To transform $\sum_j\sum_i u_i a_{ij} x_j$ into $u^TAx$:
- order of $\sum_i$ and $\sum_j$ are not important, since it's a finite sum.
- imagine the matrix $A = (a_{ij})_{i,j}$ when you see $a_{ij}$.
- observe that $j$ is the index that appeared in both $a_{ij}$ and $x_j$. $j$ runs through the columns of each row of $A$. Remember that we have $\sum_j$, so this remind us right multiplication of $A$ by $x$: $Ax$.
- note that $i$ is the index that appeared in both $a_{ij}$ and $u_i$. Remember that we have $\sum_i$, and $i$ runs through the rows of each column of $A$, so this remind us right multiplication of $A$ by "$u$": but $uA$ doesn't make sense, as $u$ is a "vertical" vector, so we take transpose and write $u^TA$.

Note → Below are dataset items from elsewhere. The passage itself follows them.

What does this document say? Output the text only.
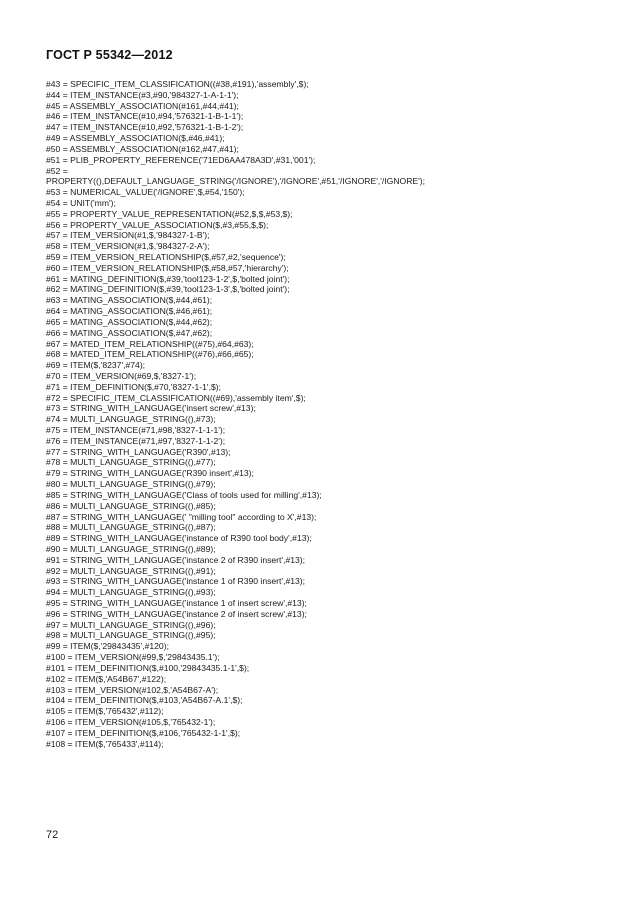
ГОСТ Р 55342—2012
#43 = SPECIFIC_ITEM_CLASSIFICATION((#38,#191),'assembly',$);
#44 = ITEM_INSTANCE(#3,#90,'984327-1-A-1-1');
#45 = ASSEMBLY_ASSOCIATION(#161,#44,#41);
#46 = ITEM_INSTANCE(#10,#94,'576321-1-B-1-1');
#47 = ITEM_INSTANCE(#10,#92,'576321-1-B-1-2');
#49 = ASSEMBLY_ASSOCIATION($,#46,#41);
#50 = ASSEMBLY_ASSOCIATION(#162,#47,#41);
#51 = PLIB_PROPERTY_REFERENCE('71ED6AA478A3D',#31,'001');
#52 =
PROPERTY((),DEFAULT_LANGUAGE_STRING('/IGNORE'),'/IGNORE',#51,'/IGNORE','/IGNORE');
#53 = NUMERICAL_VALUE('/IGNORE',$,#54,'150');
#54 = UNIT('mm');
#55 = PROPERTY_VALUE_REPRESENTATION(#52,$,$,#53,$);
#56 = PROPERTY_VALUE_ASSOCIATION($,#3,#55,$,$);
#57 = ITEM_VERSION(#1,$,'984327-1-B');
#58 = ITEM_VERSION(#1,$,'984327-2-A');
#59 = ITEM_VERSION_RELATIONSHIP($,#57,#2,'sequence');
#60 = ITEM_VERSION_RELATIONSHIP($,#58,#57,'hierarchy');
#61 = MATING_DEFINITION($,#39,'tool123-1-2',$,'bolted joint');
#62 = MATING_DEFINITION($,#39,'tool123-1-3',$,'bolted joint');
#63 = MATING_ASSOCIATION($,#44,#61);
#64 = MATING_ASSOCIATION($,#46,#61);
#65 = MATING_ASSOCIATION($,#44,#62);
#66 = MATING_ASSOCIATION($,#47,#62);
#67 = MATED_ITEM_RELATIONSHIP((#75),#64,#63);
#68 = MATED_ITEM_RELATIONSHIP((#76),#66,#65);
#69 = ITEM($,'8237',#74);
#70 = ITEM_VERSION(#69,$,'8327-1');
#71 = ITEM_DEFINITION($,#70,'8327-1-1',$);
#72 = SPECIFIC_ITEM_CLASSIFICATION((#69),'assembly item',$);
#73 = STRING_WITH_LANGUAGE('insert screw',#13);
#74 = MULTI_LANGUAGE_STRING((),#73);
#75 = ITEM_INSTANCE(#71,#98,'8327-1-1-1');
#76 = ITEM_INSTANCE(#71,#97,'8327-1-1-2');
#77 = STRING_WITH_LANGUAGE('R390',#13);
#78 = MULTI_LANGUAGE_STRING((),#77);
#79 = STRING_WITH_LANGUAGE('R390 insert',#13);
#80 = MULTI_LANGUAGE_STRING((),#79);
#85 = STRING_WITH_LANGUAGE('Class of tools used for milling',#13);
#86 = MULTI_LANGUAGE_STRING((),#85);
#87 = STRING_WITH_LANGUAGE(' "milling tool" according to X',#13);
#88 = MULTI_LANGUAGE_STRING((),#87);
#89 = STRING_WITH_LANGUAGE('instance of R390 tool body',#13);
#90 = MULTI_LANGUAGE_STRING((),#89);
#91 = STRING_WITH_LANGUAGE('instance 2 of R390 insert',#13);
#92 = MULTI_LANGUAGE_STRING((),#91);
#93 = STRING_WITH_LANGUAGE('instance 1 of R390 insert',#13);
#94 = MULTI_LANGUAGE_STRING((),#93);
#95 = STRING_WITH_LANGUAGE('instance 1 of insert screw',#13);
#96 = STRING_WITH_LANGUAGE('instance 2 of insert screw',#13);
#97 = MULTI_LANGUAGE_STRING((),#96);
#98 = MULTI_LANGUAGE_STRING((),#95);
#99 = ITEM($,'29843435',#120);
#100 = ITEM_VERSION(#99,$,'29843435.1');
#101 = ITEM_DEFINITION($,#100,'29843435.1-1',$);
#102 = ITEM($,'A54B67',#122);
#103 = ITEM_VERSION(#102,$,'A54B67-A');
#104 = ITEM_DEFINITION($,#103,'A54B67-A.1',$);
#105 = ITEM($,'765432',#112);
#106 = ITEM_VERSION(#105,$,'765432-1');
#107 = ITEM_DEFINITION($,#106,'765432-1-1',$);
#108 = ITEM($,'765433',#114);
72
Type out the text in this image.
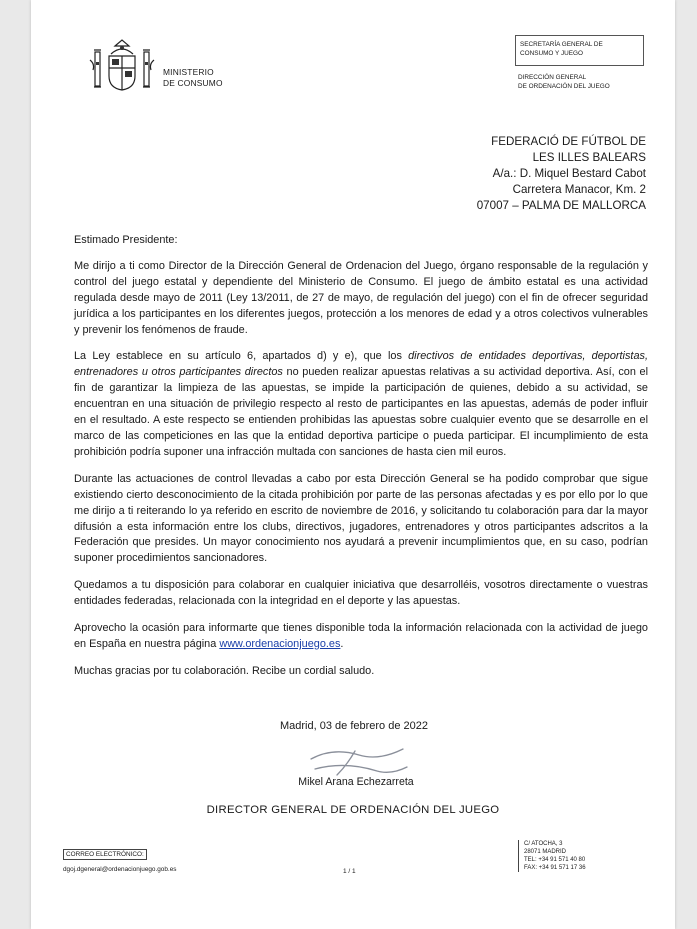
MINISTERIO
DE CONSUMO
SECRETARÍA GENERAL DE
CONSUMO Y JUEGO
DIRECCIÓN GENERAL
DE ORDENACIÓN DEL JUEGO
FEDERACIÓ DE FÚTBOL DE
LES ILLES BALEARS
A/a.: D. Miquel Bestard Cabot
Carretera Manacor, Km. 2
07007 – PALMA DE MALLORCA

Estimado Presidente:

Me dirijo a ti como Director de la Dirección General de Ordenacion del Juego, órgano responsable de la regulación y control del juego estatal y dependiente del Ministerio de Consumo. El juego de ámbito estatal es una actividad regulada desde mayo de 2011 (Ley 13/2011, de 27 de mayo, de regulación del juego) con el fin de ofrecer seguridad jurídica a los participantes en los diferentes juegos, protección a los menores de edad y a otros colectivos vulnerables y prevenir los fenómenos de fraude.

La Ley establece en su artículo 6, apartados d) y e), que los directivos de entidades deportivas, deportistas, entrenadores u otros participantes directos no pueden realizar apuestas relativas a su actividad deportiva. Así, con el fin de garantizar la limpieza de las apuestas, se impide la participación de quienes, debido a su actividad, se encuentran en una situación de privilegio respecto al resto de participantes en las apuestas, además de poder influir en el resultado. A este respecto se entienden prohibidas las apuestas sobre cualquier evento que se desarrolle en el marco de las competiciones en las que la entidad deportiva participe o pueda participar. El incumplimiento de esta prohibición podría suponer una infracción multada con sanciones de hasta cien mil euros.

Durante las actuaciones de control llevadas a cabo por esta Dirección General se ha podido comprobar que sigue existiendo cierto desconocimiento de la citada prohibición por parte de las personas afectadas y es por ello por lo que me dirijo a ti reiterando lo ya referido en escrito de noviembre de 2016, y solicitando tu colaboración para dar la mayor difusión a esta información entre los clubs, directivos, jugadores, entrenadores y otros participantes adscritos a la Federación que presides. Un mayor conocimiento nos ayudará a prevenir incumplimientos que, en su caso, podrían suponer procedimientos sancionadores.

Quedamos a tu disposición para colaborar en cualquier iniciativa que desarrolléis, vosotros directamente o vuestras entidades federadas, relacionada con la integridad en el deporte y las apuestas.

Aprovecho la ocasión para informarte que tienes disponible toda la información relacionada con la actividad de juego en España en nuestra página www.ordenacionjuego.es.

Muchas gracias por tu colaboración. Recibe un cordial saludo.

Madrid, 03 de febrero de 2022
Mikel Arana Echezarreta
DIRECTOR GENERAL DE ORDENACIÓN DEL JUEGO
CORREO ELECTRÓNICO:
dgoj.dgeneral@ordenacionjuego.gob.es	1 / 1
C/ ATOCHA, 3
28071 MADRID
TEL: +34 91 571 40 80
FAX: +34 91 571 17 36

- combine the two: $\sum_i u_i (\sum_j a_{ij} x_j) = \sum_i u_i(Ax)_i = u^T Ax$
Remarks: When I need to denote the $i(,j)$-th element of a product of vectors and/or matrices, I personally like the wrapping it with a pair of parenthesis and appending the subscript $i(,j)$, whenever things like "$A$ and $(a_{ij})$" aren't possible. In the last point, I've done this on $Ax$. That helps us to understand how the matrix product formula helps to further condense the sum to a matrix product $u^TAx$.